Tire Recycling: Breaking the Sulfur-to-Sulfur Bonds

“The chemistry of the tire is very complex and does not lend itself to degradation – for good reason,” argues Michael A. Brook, a professor in the Chemistry Department at McMaster University in Hamilton, Canada. “The properties that make tires so durable and stable on the road also make them exceptionally difficult to break down and recycle.” But he and his research group have found a solution.

Tires are formed by a combination of sulfur and natural rubber, whereat connections between the natural polymers are built. The mixture‘s transformation from fluid to rubber develops a net structure of polymers. The research group found a way to break the sulfur-to-sulfur bonds of the polymers by cutting the horizontal lines. The net structure is suspended into a large number of single ropes, ready to be isolated and reprocessed. The process starts by cutting the tires into material sections and shredding the rubber to a crumb. This granulate is treated under the addition of various hydrosilicones and B(C6F5)3 as a catalyst for 45 minutes. The reduction by sialylation of the sulfur-to-sulfur bonds under different temperatures recovers the organic polymers as oils reaching from 56 percent yield for complex rubber mixtures to 93 percent yield for butyl rubber. A simple filtration removes substances like inorganic carbon, silica, metal and polyester cord fibers.

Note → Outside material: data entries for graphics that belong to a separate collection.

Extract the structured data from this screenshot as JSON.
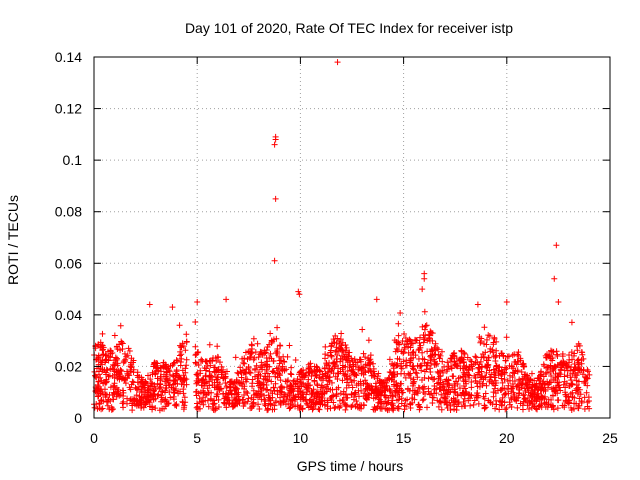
{
  "chart_data": {
    "type": "scatter",
    "title": "Day 101 of 2020, Rate Of TEC Index for receiver istp",
    "xlabel": "GPS time / hours",
    "ylabel": "ROTI / TECUs",
    "xlim": [
      0,
      25
    ],
    "ylim": [
      0,
      0.14
    ],
    "xticks": [
      0,
      5,
      10,
      15,
      20,
      25
    ],
    "xtick_labels": [
      "0",
      "5",
      "10",
      "15",
      "20",
      "25"
    ],
    "yticks": [
      0,
      0.02,
      0.04,
      0.06,
      0.08,
      0.1,
      0.12,
      0.14
    ],
    "ytick_labels": [
      "0",
      "0.02",
      "0.04",
      "0.06",
      "0.08",
      "0.1",
      "0.12",
      "0.14"
    ],
    "grid": true,
    "marker": "+",
    "series": [
      {
        "name": "ROTI",
        "color": "#ff0000",
        "gap_hours": [
          4.5,
          4.9
        ],
        "time_range": [
          0.0,
          24.0
        ],
        "typical_range": [
          0.003,
          0.035
        ],
        "notable_points": [
          {
            "x": 8.8,
            "y": 0.109
          },
          {
            "x": 8.8,
            "y": 0.108
          },
          {
            "x": 8.75,
            "y": 0.106
          },
          {
            "x": 8.8,
            "y": 0.085
          },
          {
            "x": 8.75,
            "y": 0.061
          },
          {
            "x": 11.8,
            "y": 0.138
          },
          {
            "x": 22.4,
            "y": 0.067
          },
          {
            "x": 22.3,
            "y": 0.054
          },
          {
            "x": 22.5,
            "y": 0.045
          },
          {
            "x": 16.0,
            "y": 0.056
          },
          {
            "x": 16.0,
            "y": 0.054
          },
          {
            "x": 15.9,
            "y": 0.05
          },
          {
            "x": 9.9,
            "y": 0.049
          },
          {
            "x": 9.95,
            "y": 0.048
          },
          {
            "x": 2.7,
            "y": 0.044
          },
          {
            "x": 3.8,
            "y": 0.043
          },
          {
            "x": 5.0,
            "y": 0.045
          },
          {
            "x": 6.4,
            "y": 0.046
          },
          {
            "x": 13.7,
            "y": 0.046
          },
          {
            "x": 18.6,
            "y": 0.044
          },
          {
            "x": 20.0,
            "y": 0.045
          }
        ]
      }
    ]
  }
}
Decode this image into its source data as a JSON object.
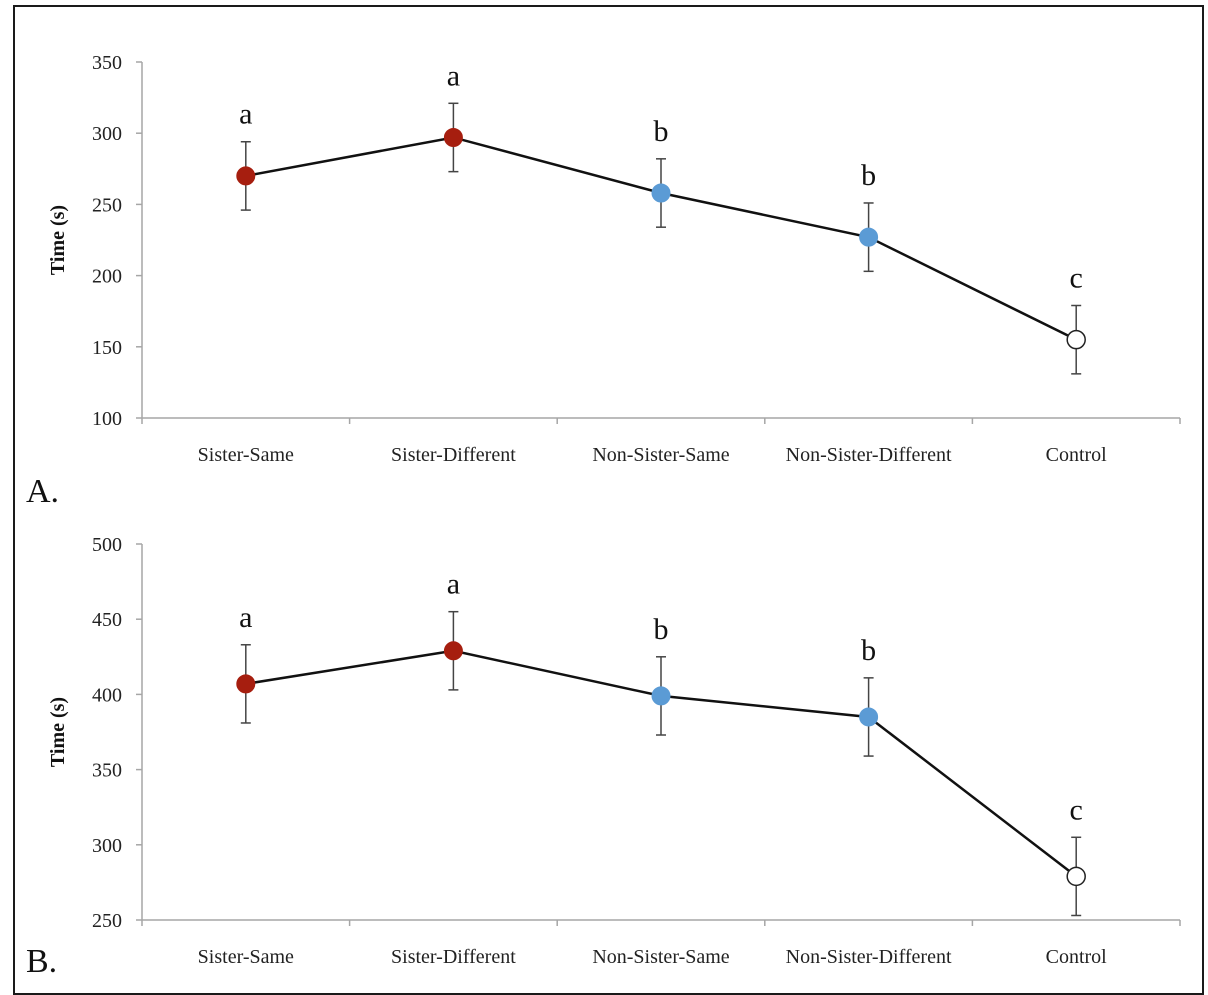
{
  "colors": {
    "sister": "#a61e0f",
    "non_sister": "#5b9bd5",
    "control": "#ffffff",
    "line": "#111111",
    "axis": "#a6a6a6",
    "errorbar": "#444444"
  },
  "chart_data": [
    {
      "type": "line",
      "panel_label": "A.",
      "ylabel": "Time (s)",
      "xlabel": "",
      "ylim": [
        100,
        350
      ],
      "yticks": [
        100,
        150,
        200,
        250,
        300,
        350
      ],
      "categories": [
        "Sister-Same",
        "Sister-Different",
        "Non-Sister-Same",
        "Non-Sister-Different",
        "Control"
      ],
      "values": [
        270,
        297,
        258,
        227,
        155
      ],
      "error": [
        24,
        24,
        24,
        24,
        24
      ],
      "significance_letters": [
        "a",
        "a",
        "b",
        "b",
        "c"
      ],
      "point_colors": [
        "sister",
        "sister",
        "non_sister",
        "non_sister",
        "control"
      ],
      "grid": false,
      "legend": "none"
    },
    {
      "type": "line",
      "panel_label": "B.",
      "ylabel": "Time (s)",
      "xlabel": "",
      "ylim": [
        250,
        500
      ],
      "yticks": [
        250,
        300,
        350,
        400,
        450,
        500
      ],
      "categories": [
        "Sister-Same",
        "Sister-Different",
        "Non-Sister-Same",
        "Non-Sister-Different",
        "Control"
      ],
      "values": [
        407,
        429,
        399,
        385,
        279
      ],
      "error": [
        26,
        26,
        26,
        26,
        26
      ],
      "significance_letters": [
        "a",
        "a",
        "b",
        "b",
        "c"
      ],
      "point_colors": [
        "sister",
        "sister",
        "non_sister",
        "non_sister",
        "control"
      ],
      "grid": false,
      "legend": "none"
    }
  ]
}
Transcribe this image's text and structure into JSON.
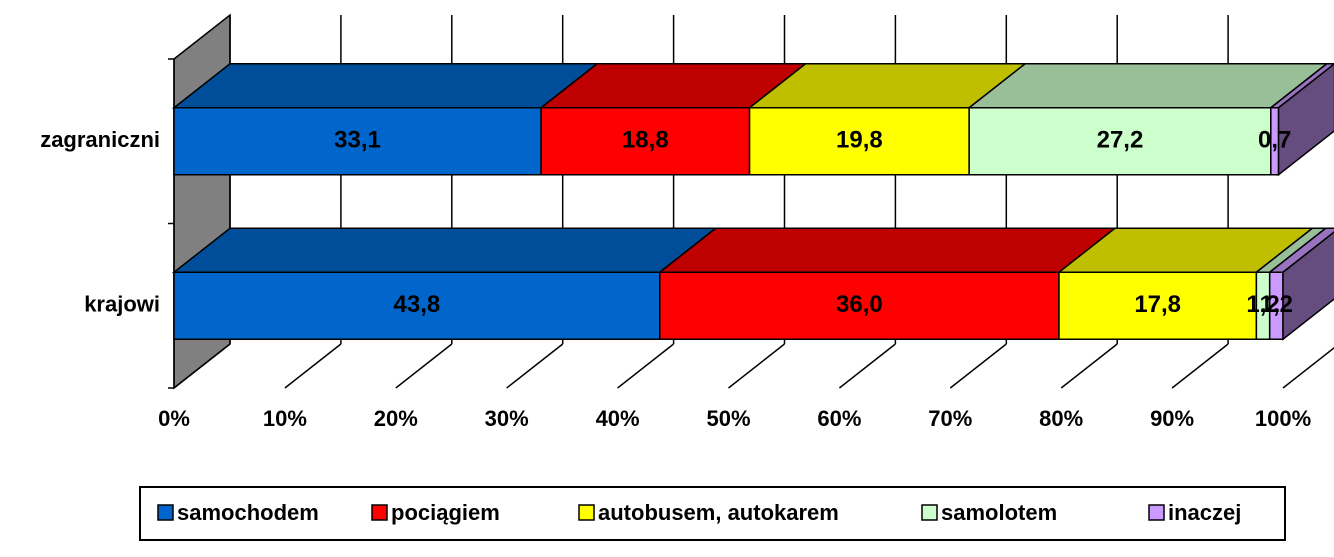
{
  "chart_data": {
    "type": "stacked-bar-3d-horizontal",
    "categories": [
      "krajowi",
      "zagraniczni"
    ],
    "series": [
      {
        "name": "samochodem",
        "color": "#0066cc",
        "values": [
          43.8,
          33.1
        ],
        "value_labels": [
          "43,8",
          "33,1"
        ]
      },
      {
        "name": "pociągiem",
        "color": "#ff0000",
        "values": [
          36.0,
          18.8
        ],
        "value_labels": [
          "36,0",
          "18,8"
        ]
      },
      {
        "name": "autobusem, autokarem",
        "color": "#ffff00",
        "values": [
          17.8,
          19.8
        ],
        "value_labels": [
          "17,8",
          "19,8"
        ]
      },
      {
        "name": "samolotem",
        "color": "#ccffcc",
        "values": [
          1.2,
          27.2
        ],
        "value_labels": [
          "1,2",
          "27,2"
        ]
      },
      {
        "name": "inaczej",
        "color": "#cc99ff",
        "values": [
          1.2,
          0.7
        ],
        "value_labels": [
          "1,2",
          "0,7"
        ]
      }
    ],
    "xlim": [
      0,
      100
    ],
    "xticks": [
      {
        "value": 0,
        "label": "0%"
      },
      {
        "value": 10,
        "label": "10%"
      },
      {
        "value": 20,
        "label": "20%"
      },
      {
        "value": 30,
        "label": "30%"
      },
      {
        "value": 40,
        "label": "40%"
      },
      {
        "value": 50,
        "label": "50%"
      },
      {
        "value": 60,
        "label": "60%"
      },
      {
        "value": 70,
        "label": "70%"
      },
      {
        "value": 80,
        "label": "80%"
      },
      {
        "value": 90,
        "label": "90%"
      },
      {
        "value": 100,
        "label": "100%"
      }
    ],
    "grid": true,
    "legend": "bottom"
  }
}
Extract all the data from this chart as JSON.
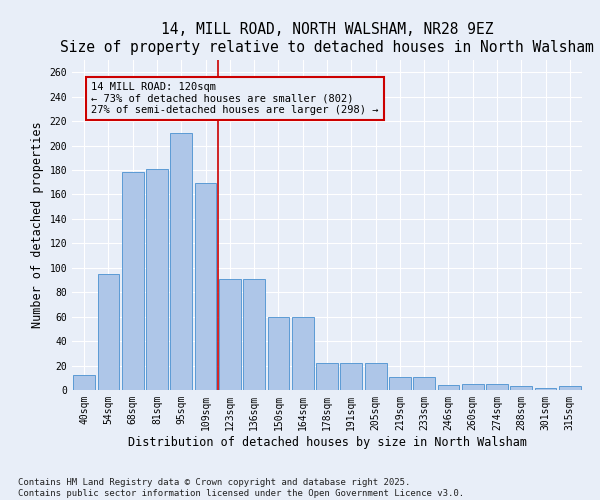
{
  "title1": "14, MILL ROAD, NORTH WALSHAM, NR28 9EZ",
  "title2": "Size of property relative to detached houses in North Walsham",
  "xlabel": "Distribution of detached houses by size in North Walsham",
  "ylabel": "Number of detached properties",
  "categories": [
    "40sqm",
    "54sqm",
    "68sqm",
    "81sqm",
    "95sqm",
    "109sqm",
    "123sqm",
    "136sqm",
    "150sqm",
    "164sqm",
    "178sqm",
    "191sqm",
    "205sqm",
    "219sqm",
    "233sqm",
    "246sqm",
    "260sqm",
    "274sqm",
    "288sqm",
    "301sqm",
    "315sqm"
  ],
  "values": [
    12,
    95,
    178,
    181,
    210,
    169,
    91,
    91,
    60,
    60,
    22,
    22,
    22,
    11,
    11,
    4,
    5,
    5,
    3,
    2,
    3
  ],
  "bar_color": "#aec6e8",
  "bar_edgecolor": "#5b9bd5",
  "annotation_line1": "14 MILL ROAD: 120sqm",
  "annotation_line2": "← 73% of detached houses are smaller (802)",
  "annotation_line3": "27% of semi-detached houses are larger (298) →",
  "vline_color": "#cc0000",
  "annotation_box_edgecolor": "#cc0000",
  "ylim": [
    0,
    270
  ],
  "yticks": [
    0,
    20,
    40,
    60,
    80,
    100,
    120,
    140,
    160,
    180,
    200,
    220,
    240,
    260
  ],
  "background_color": "#e8eef8",
  "grid_color": "#ffffff",
  "footer": "Contains HM Land Registry data © Crown copyright and database right 2025.\nContains public sector information licensed under the Open Government Licence v3.0.",
  "title_fontsize": 10.5,
  "label_fontsize": 8.5,
  "tick_fontsize": 7,
  "footer_fontsize": 6.5,
  "annot_fontsize": 7.5
}
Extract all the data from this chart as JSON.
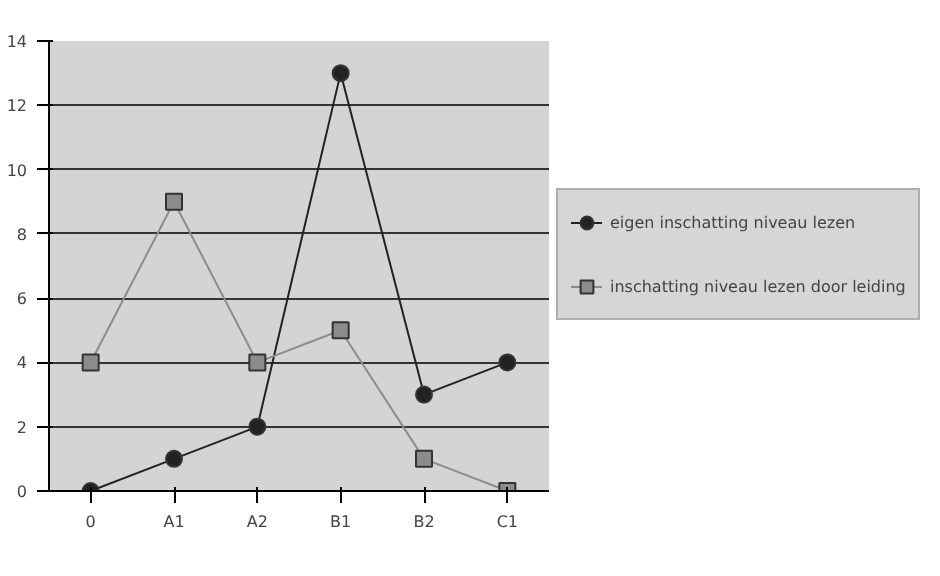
{
  "chart_data": {
    "type": "line",
    "categories": [
      "0",
      "A1",
      "A2",
      "B1",
      "B2",
      "C1"
    ],
    "ylim": [
      0,
      14
    ],
    "yticks": [
      0,
      2,
      4,
      6,
      8,
      10,
      12,
      14
    ],
    "grid": "y",
    "legend": "right",
    "series": [
      {
        "name": "eigen inschatting niveau lezen",
        "color": "#222222",
        "marker": "circle",
        "values": [
          0,
          1,
          2,
          13,
          3,
          4
        ]
      },
      {
        "name": "inschatting niveau lezen door leiding",
        "color": "#8c8c8c",
        "marker": "square",
        "values": [
          4,
          9,
          4,
          5,
          1,
          0
        ]
      }
    ]
  }
}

According to Michael A. Brook, the recovered oils are constitutionally very similar to the virgin polymers initially used for new tires. Thus, they can radically or oxidatively be crosslinked to generate new elastomers. Furthermore, the removed inorganic filtration residue could be reused as a reinforcing agent in the new rubber. “This process closes the loop on automotive rubber, allowing old tires to be converted into new products,” Brook underlines. And an article published in the journal Green Chemistry judges the process “a facile route to reutilize the organic polymers”, as it “has the potential to reduce the environmental impact of used, sulfur-crosslinked elastomers”.

The researchers suspect some limitations of the treatment technique applied at an industrial scale. Amongst others, the efficient reduction of rubber requires relatively large quantities of the BCF catalyst, and a trial with Soxhlet extraction could neither increase the rate nor yield a reduction. “We’re working on it,” says Brook.